BFI.org.uk: “Satire is arguably the most difficult mode to pull off in narrative, and Lanthimos has clearly mastered its blackest, most classic principles.”

Metro Weekly.com: **** “After directing Stone to her second Academy Award in the nympho-Frankenstein Victorian epic Poor Things, Lanthimos presumably had a blank check to make whatever he wants. What he wants to make, it seems, are yet more disturbing movies starring Emma Stone. We’re all the luckier for it. If humanity is doomed, we may as well go down laughing.”

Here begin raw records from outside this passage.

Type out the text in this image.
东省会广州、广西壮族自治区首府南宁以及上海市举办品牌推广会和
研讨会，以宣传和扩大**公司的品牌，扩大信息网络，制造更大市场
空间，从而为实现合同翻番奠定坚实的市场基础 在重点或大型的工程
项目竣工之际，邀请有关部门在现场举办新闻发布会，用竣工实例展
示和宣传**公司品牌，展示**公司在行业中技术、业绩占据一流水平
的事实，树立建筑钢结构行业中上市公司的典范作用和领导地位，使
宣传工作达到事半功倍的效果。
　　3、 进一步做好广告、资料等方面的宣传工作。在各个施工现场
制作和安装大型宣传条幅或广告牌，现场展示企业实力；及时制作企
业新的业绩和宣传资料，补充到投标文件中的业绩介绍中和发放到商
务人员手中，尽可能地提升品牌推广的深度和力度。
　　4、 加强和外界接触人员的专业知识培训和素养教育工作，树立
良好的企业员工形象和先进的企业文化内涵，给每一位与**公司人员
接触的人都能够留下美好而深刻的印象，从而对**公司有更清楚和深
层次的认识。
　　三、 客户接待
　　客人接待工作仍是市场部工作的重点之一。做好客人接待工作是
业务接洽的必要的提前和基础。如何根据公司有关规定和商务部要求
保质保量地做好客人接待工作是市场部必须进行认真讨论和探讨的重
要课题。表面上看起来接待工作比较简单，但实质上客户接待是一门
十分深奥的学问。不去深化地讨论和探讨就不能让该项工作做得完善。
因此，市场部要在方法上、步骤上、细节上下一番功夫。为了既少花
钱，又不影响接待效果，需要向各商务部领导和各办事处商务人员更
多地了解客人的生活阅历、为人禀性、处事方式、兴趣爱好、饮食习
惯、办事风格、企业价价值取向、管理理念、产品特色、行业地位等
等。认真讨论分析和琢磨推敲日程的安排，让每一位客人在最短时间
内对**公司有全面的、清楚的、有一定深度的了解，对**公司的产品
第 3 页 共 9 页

Empire: **** “While it works perfectly well as a tense and darkly funny thriller, there are bigger ideas at play, the colony collapse of Teddy’s bees serving as a dark omen of humanity’s own end. What begins as Lanthimos’ most straightforwardly accessible film yet ends wildly, divisively, and cynically. This is neither as uncomfortably unpleasant as Kinds Of Kindness, nor as weirdo crowd-pleasing as Poor Things, but it shows a director-actor collaboration in rude health. Long may it continue.”

Roger Ebert.com: ** 1/2″It all comes back to cleansing oneself of “psychic compulsions,” a phrase with Freudian psychosexual undertones but also one that demands we not give in to easy impulses. It’s telling that a film about aliens judging the rottenness of our species comes from a Greek filmmaker using America as a setting.”